Planes from San Juan-Vieques:another option is flying with small companies like CAPE AIR who leave form the Int. Airport Luis Muñoz Marin in the city of Carolina in Puerto Rico. It'll cost around 100 US dollars and the breathtaking views are worth the ride. It will take around 30 minutes to fly to Vieques Airport.
 
TRAVEL TIP
If you can afford it, take the plane. It is so much easier but you won't be able to take much things with you like on the ferry.

 
TRAVEL TIPMake sure you bring cash, ATMs are scarce.

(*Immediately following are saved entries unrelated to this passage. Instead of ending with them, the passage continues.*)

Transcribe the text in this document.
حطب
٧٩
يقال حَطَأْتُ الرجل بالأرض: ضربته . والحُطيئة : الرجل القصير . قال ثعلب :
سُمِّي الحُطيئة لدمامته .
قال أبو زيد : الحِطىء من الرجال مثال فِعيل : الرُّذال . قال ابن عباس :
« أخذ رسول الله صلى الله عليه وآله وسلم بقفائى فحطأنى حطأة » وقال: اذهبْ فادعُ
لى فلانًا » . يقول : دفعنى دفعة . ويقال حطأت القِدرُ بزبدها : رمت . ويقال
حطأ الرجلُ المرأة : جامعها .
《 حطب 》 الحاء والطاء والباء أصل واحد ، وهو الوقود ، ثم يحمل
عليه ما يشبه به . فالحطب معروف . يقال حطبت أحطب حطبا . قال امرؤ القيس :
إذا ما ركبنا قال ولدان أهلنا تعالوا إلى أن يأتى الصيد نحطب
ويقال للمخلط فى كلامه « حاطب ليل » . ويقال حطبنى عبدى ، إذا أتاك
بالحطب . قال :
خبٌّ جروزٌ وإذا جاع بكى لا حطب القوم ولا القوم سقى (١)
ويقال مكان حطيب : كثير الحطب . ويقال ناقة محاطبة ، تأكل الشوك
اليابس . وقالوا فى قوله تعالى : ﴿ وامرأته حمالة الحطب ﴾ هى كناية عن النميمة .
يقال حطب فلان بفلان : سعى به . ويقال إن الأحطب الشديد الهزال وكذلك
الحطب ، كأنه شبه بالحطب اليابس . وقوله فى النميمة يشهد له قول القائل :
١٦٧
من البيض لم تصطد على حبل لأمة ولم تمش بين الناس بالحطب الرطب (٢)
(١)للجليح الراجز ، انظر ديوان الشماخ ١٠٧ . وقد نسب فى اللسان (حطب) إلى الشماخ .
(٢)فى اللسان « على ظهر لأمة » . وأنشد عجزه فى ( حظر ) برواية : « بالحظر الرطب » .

Sleep there or stay just for the day

Many people go spend a day and return back home. I still think it is worth it to stay a night or two because there are very cool sport to see and one day will not be enough to move around and enjoy.
For sleeping it is up to you. You can either camp, rent an apartment or choose to stay in a hotel. If you can afford it, stay at the luxury hotel like the W or others you'll see in hospitality sites like tripadvisor or booking.com.


Dining out

If you are into beach bars or fine dining, you'll find something for everyone. Go enjoy a nice dinner in the south of the island. The town of Esperanza has several restaurants who offer great food at different price points.

Snorkeling, scuba or Bioluminescent Mosquito Bay tour

Several areas remain restricted but you'll still enjoy nature to another level. Scuba diving, snorkeling and paddle boarding are also available through companies in town. The water is beautiful. You can easily find a beach without anyone else on it. If you didn't bring equipment to paddle, scuba or snorkle you can arrange this when you get there.
The bio-bay trip is worth it if you want to experience the bioluminescent organisms that make the water flash into a blueish tone. Visibility is not guaranteed though. Usually you have more chances to enjoy the light show if there is no moon. It will depend on several other factors.  The tour is done on kayaks and it's fun.
Different price points are offered depending on the tour operator. They are running trips to the bioluminescent bay, scuba dive and snorkeling companies and paddle boards line the narrow streets of Vieques or you can organise it before your arrival.

 bosquitobay
So if you have two days or so and want to do something different in Puerto Rico, trust me, going to Vieques island is worth it!